Color management routines are designed to reconcile the different color capabilities of the various scanners, monitors, cameras, and printers that may create or handle an object or a document as the object or document travels along its workflow. Typically, color management routines include routines to read and write device profiles, and to render colors from a source color space associated with a source device to a destination color space associated with a destination device. Device profiles define the color characteristics of the source and destination devices, and are used by the color management routines to map object colors from the source color space to the destination color space through an intermediate, device independent, color space. Depending on the color gamuts of the source and destination devices, not all of the colors available in the source color space may be available in the destination color space. Colors that are available in the source color space but unavailable in the destination color space are mapped to an appropriate destination color available in the destination color space by the color management routines.
As a result of color management, particularly as a result of mapping out-of-gamut colors in the destination color space to their nearest in-gamut colors, colors associated with objects in a document may undergo subtle changes as the document moves along its workflow. While color management induced color changes are useful for many objects in a document, it is important that some objects retain their color throughout a document's workflow. For example, a black or neutral gray text object incorporated into a document as a label ought to retain its neutral color throughout the document's workflow. By retaining its color, such an object will be printed using only a printer's black ink, and will therefore appear in print to have a neutral black or gray color as intended.

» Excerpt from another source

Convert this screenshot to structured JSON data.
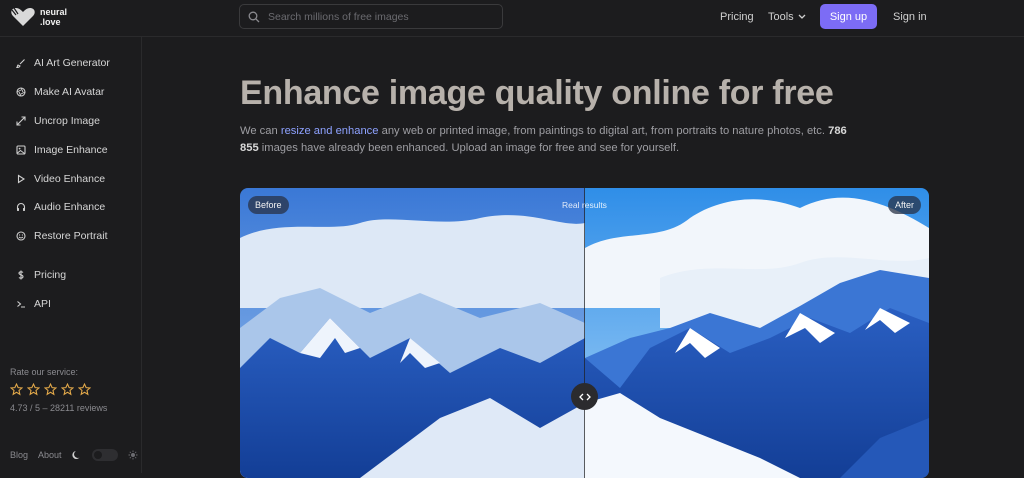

Currently, the colors of all objects in a document are color managed or manipulated throughout the document's workflow by the color management routines of each application handling the document. As a result, text objects created with neutral grays and blacks may lose their “grayness” over the course of the workflow, and be printed with non-neutral colors. For example, a black text object created in an RGB color space in one application may be transformed to an HSB color space in another application and back to an RGB color space of a third application as the document containing the text object moves along its workflow. If as a result of color management, or color transformation errors, the final text object's red, green, and blue color-tuple components are not identical, the object will not be printed with the printer's black ink alone, but will be printed with an admixture of the printer's cyan, yellow, or magenta inks. Thus, the object will lose its intended neutral gray color in print.